Dalam aksi tersebut, warga menuntut agar seluruh truk tambang dilarang melintas di ruas jalan tersebut sampai pihak pengusaha memenuhi komitmennya untuk memperbaiki jalan yang rusak. Untuk mempertegas tuntutan, warga juga memasang banner dan spanduk di tengah jalan.

Warga meminta penghentian sementara seluruh aktivitas tambang hingga perbaikan jalan melalui pengecoran beton benar-benar direalisasikan. Selain itu, mereka meminta armada tambang tidak lagi melintas sebelum proses perbaikan selesai dilakukan.

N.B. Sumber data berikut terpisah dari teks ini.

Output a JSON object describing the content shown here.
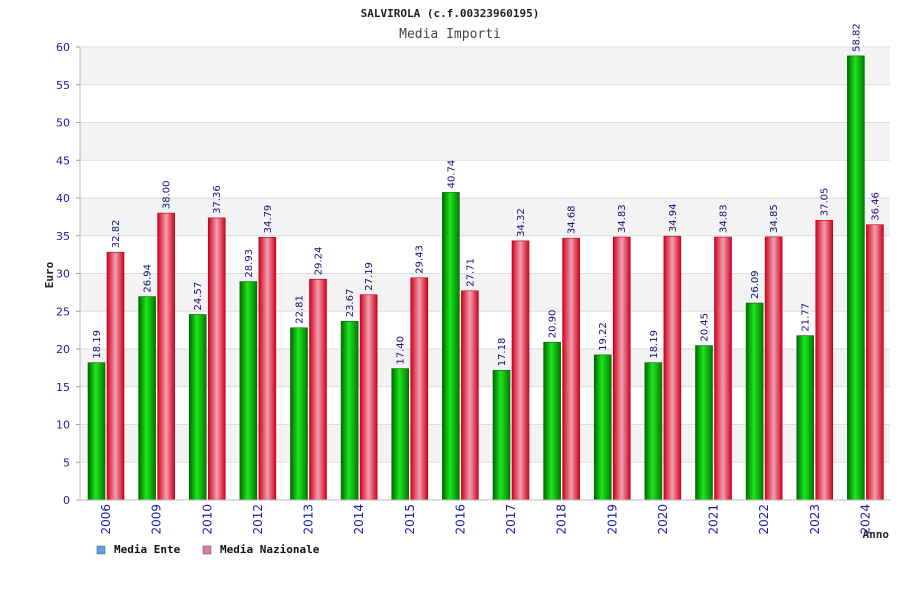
{
  "chart_data": {
    "type": "bar",
    "title": "SALVIROLA (c.f.00323960195)",
    "subtitle": "Media Importi",
    "xlabel": "Anno",
    "ylabel": "Euro",
    "ylim": [
      0,
      60
    ],
    "yticks": [
      0,
      5,
      10,
      15,
      20,
      25,
      30,
      35,
      40,
      45,
      50,
      55,
      60
    ],
    "categories": [
      "2006",
      "2009",
      "2010",
      "2012",
      "2013",
      "2014",
      "2015",
      "2016",
      "2017",
      "2018",
      "2019",
      "2020",
      "2021",
      "2022",
      "2023",
      "2024"
    ],
    "series": [
      {
        "name": "Media Ente",
        "color": "#00b000",
        "legend_color": "#5aa0e6",
        "values": [
          18.19,
          26.94,
          24.57,
          28.93,
          22.81,
          23.67,
          17.4,
          40.74,
          17.18,
          20.9,
          19.22,
          18.19,
          20.45,
          26.09,
          21.77,
          58.82
        ],
        "labels": [
          "18.19",
          "26.94",
          "24.57",
          "28.93",
          "22.81",
          "23.67",
          "17.40",
          "40.74",
          "17.18",
          "20.90",
          "19.22",
          "18.19",
          "20.45",
          "26.09",
          "21.77",
          "58.82"
        ]
      },
      {
        "name": "Media Nazionale",
        "color": "#e8102a",
        "legend_color": "#e07aa8",
        "values": [
          32.82,
          38.0,
          37.36,
          34.79,
          29.24,
          27.19,
          29.43,
          27.71,
          34.32,
          34.68,
          34.83,
          34.94,
          34.83,
          34.85,
          37.05,
          36.46
        ],
        "labels": [
          "32.82",
          "38.00",
          "37.36",
          "34.79",
          "29.24",
          "27.19",
          "29.43",
          "27.71",
          "34.32",
          "34.68",
          "34.83",
          "34.94",
          "34.83",
          "34.85",
          "37.05",
          "36.46"
        ]
      }
    ]
  }
}
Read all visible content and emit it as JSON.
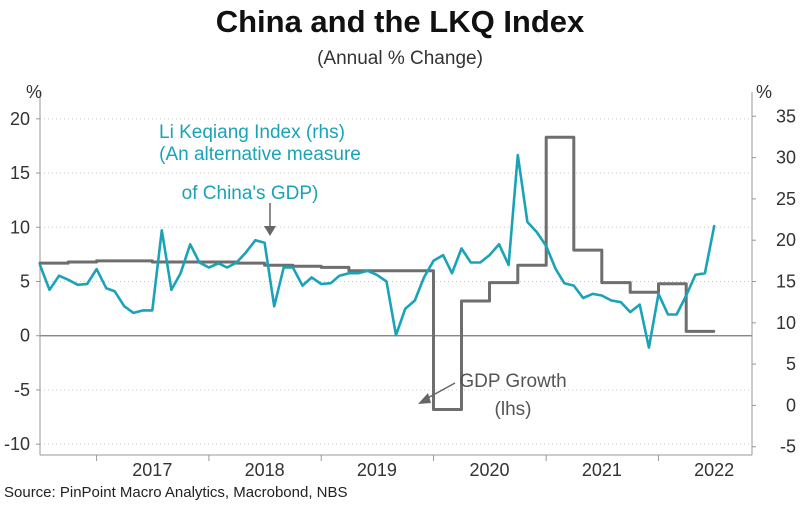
{
  "title": "China and the LKQ Index",
  "subtitle": "(Annual % Change)",
  "source": "Source: PinPoint Macro Analytics, Macrobond, NBS",
  "chart_data": {
    "type": "line",
    "title": "China and the LKQ Index",
    "subtitle": "(Annual % Change)",
    "left_axis": {
      "unit": "%",
      "ylim": [
        -11,
        21
      ],
      "ticks": [
        -10,
        -5,
        0,
        5,
        10,
        15,
        20
      ]
    },
    "right_axis": {
      "unit": "%",
      "ylim": [
        -6,
        36
      ],
      "ticks": [
        -5,
        0,
        5,
        10,
        15,
        20,
        25,
        30,
        35
      ]
    },
    "x_axis": {
      "xlim": [
        "2016-07-01",
        "2022-11-01"
      ],
      "tick_labels": [
        "2017",
        "2018",
        "2019",
        "2020",
        "2021",
        "2022"
      ]
    },
    "grid": "horizontal dotted",
    "colors": {
      "gdp": "#6e6e6e",
      "lkq": "#1aa3b8",
      "zero_line": "#777777"
    },
    "annotations": [
      {
        "text_lines": [
          "Li Keqiang Index (rhs)",
          "(An alternative measure",
          "of China's GDP)"
        ],
        "points_to_series": "Li Keqiang Index (rhs)"
      },
      {
        "text_lines": [
          "GDP Growth",
          "(lhs)"
        ],
        "points_to_series": "GDP Growth (lhs)"
      }
    ],
    "series": [
      {
        "name": "GDP Growth (lhs)",
        "axis": "left",
        "color": "#6e6e6e",
        "step": true,
        "points": [
          [
            "2016-07-01",
            6.7
          ],
          [
            "2016-10-01",
            6.8
          ],
          [
            "2017-01-01",
            6.9
          ],
          [
            "2017-04-01",
            6.9
          ],
          [
            "2017-07-01",
            6.8
          ],
          [
            "2017-10-01",
            6.8
          ],
          [
            "2018-01-01",
            6.8
          ],
          [
            "2018-04-01",
            6.7
          ],
          [
            "2018-07-01",
            6.5
          ],
          [
            "2018-10-01",
            6.4
          ],
          [
            "2019-01-01",
            6.3
          ],
          [
            "2019-04-01",
            6.0
          ],
          [
            "2019-07-01",
            6.0
          ],
          [
            "2019-10-01",
            6.0
          ],
          [
            "2020-01-01",
            -6.8
          ],
          [
            "2020-04-01",
            3.2
          ],
          [
            "2020-07-01",
            4.9
          ],
          [
            "2020-10-01",
            6.5
          ],
          [
            "2021-01-01",
            18.3
          ],
          [
            "2021-04-01",
            7.9
          ],
          [
            "2021-07-01",
            4.9
          ],
          [
            "2021-10-01",
            4.0
          ],
          [
            "2022-01-01",
            4.8
          ],
          [
            "2022-04-01",
            0.4
          ],
          [
            "2022-06-30",
            0.4
          ]
        ]
      },
      {
        "name": "Li Keqiang Index (rhs)",
        "axis": "right",
        "color": "#1aa3b8",
        "step": false,
        "points": [
          [
            "2016-07-01",
            17.0
          ],
          [
            "2016-08-01",
            14.0
          ],
          [
            "2016-09-01",
            15.7
          ],
          [
            "2016-10-01",
            15.2
          ],
          [
            "2016-11-01",
            14.6
          ],
          [
            "2016-12-01",
            14.7
          ],
          [
            "2017-01-01",
            16.5
          ],
          [
            "2017-02-01",
            14.2
          ],
          [
            "2017-03-01",
            13.8
          ],
          [
            "2017-04-01",
            12.0
          ],
          [
            "2017-05-01",
            11.2
          ],
          [
            "2017-06-01",
            11.5
          ],
          [
            "2017-07-01",
            11.5
          ],
          [
            "2017-08-01",
            21.2
          ],
          [
            "2017-09-01",
            14.0
          ],
          [
            "2017-10-01",
            16.0
          ],
          [
            "2017-11-01",
            19.5
          ],
          [
            "2017-12-01",
            17.3
          ],
          [
            "2018-01-01",
            16.7
          ],
          [
            "2018-02-01",
            17.2
          ],
          [
            "2018-03-01",
            16.7
          ],
          [
            "2018-04-01",
            17.3
          ],
          [
            "2018-05-01",
            18.5
          ],
          [
            "2018-06-01",
            20.0
          ],
          [
            "2018-07-01",
            19.7
          ],
          [
            "2018-08-01",
            12.0
          ],
          [
            "2018-09-01",
            16.7
          ],
          [
            "2018-10-01",
            16.7
          ],
          [
            "2018-11-01",
            14.5
          ],
          [
            "2018-12-01",
            15.5
          ],
          [
            "2019-01-01",
            14.7
          ],
          [
            "2019-02-01",
            14.8
          ],
          [
            "2019-03-01",
            15.7
          ],
          [
            "2019-04-01",
            16.0
          ],
          [
            "2019-05-01",
            16.0
          ],
          [
            "2019-06-01",
            16.3
          ],
          [
            "2019-07-01",
            15.8
          ],
          [
            "2019-08-01",
            15.0
          ],
          [
            "2019-09-01",
            8.5
          ],
          [
            "2019-10-01",
            11.7
          ],
          [
            "2019-11-01",
            12.7
          ],
          [
            "2019-12-01",
            15.5
          ],
          [
            "2020-01-01",
            17.5
          ],
          [
            "2020-02-01",
            18.2
          ],
          [
            "2020-03-01",
            16.0
          ],
          [
            "2020-04-01",
            19.0
          ],
          [
            "2020-05-01",
            17.3
          ],
          [
            "2020-06-01",
            17.3
          ],
          [
            "2020-07-01",
            18.2
          ],
          [
            "2020-08-01",
            19.5
          ],
          [
            "2020-09-01",
            17.0
          ],
          [
            "2020-10-01",
            30.3
          ],
          [
            "2020-11-01",
            22.2
          ],
          [
            "2020-12-01",
            21.0
          ],
          [
            "2021-01-01",
            19.3
          ],
          [
            "2021-02-01",
            16.5
          ],
          [
            "2021-03-01",
            14.8
          ],
          [
            "2021-04-01",
            14.5
          ],
          [
            "2021-05-01",
            13.0
          ],
          [
            "2021-06-01",
            13.5
          ],
          [
            "2021-07-01",
            13.3
          ],
          [
            "2021-08-01",
            12.7
          ],
          [
            "2021-09-01",
            12.5
          ],
          [
            "2021-10-01",
            11.3
          ],
          [
            "2021-11-01",
            12.2
          ],
          [
            "2021-12-01",
            7.0
          ],
          [
            "2022-01-01",
            13.5
          ],
          [
            "2022-02-01",
            11.0
          ],
          [
            "2022-03-01",
            11.0
          ],
          [
            "2022-04-01",
            13.3
          ],
          [
            "2022-05-01",
            15.8
          ],
          [
            "2022-06-01",
            16.0
          ],
          [
            "2022-07-01",
            21.7
          ]
        ]
      }
    ]
  }
}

Lukman, salah satu perwakilan warga, mengatakan saat ini terdapat dua tambang yang beroperasi di wilayah tersebut. Menurutnya, lebih dari seratus truk tambang melintas setiap hari di depan rumah warga.
Pemerintah Kecamatan Ngetos mendatangi lokasi aksi untuk mediasi antara warga dengan pihak pengusaha tambang. Camat Ngetos, Nuri Prihandoko, mengatakan ruas jalan yang mengalami kerusakan akibat aktivitas tambang mencapai kurang lebih satu kilometer.

“Pihak pengusaha tambang telah sepakat untuk menghentikan sementara operasional sambil menunggu proses lanjutan,” jelasnya.
Sementara itu, Camat Ngetos Nuri Prihandoko menjelaskan, kerusakan jalan akibat aktivitas angkutan tambang mencapai sekitar satu kilometer. Ia mengatakan hasil koordinasi antara pemerintah, warga, dan pihak pengusaha menghasilkan kesepakatan untuk menghentikan sementara operasional tambang sambil menunggu proses penyelesaian dan tindak lanjut perbaikan jalan.
Meski demikian, warga masih berjaga di lokasi untuk memastikan kesepakatan tersebut dijalankan dan berkomitmen mengawal proses hingga perbaikan jalan benar-benar terealisasi dengan mendatangkan alat berat serta material ke lokasi.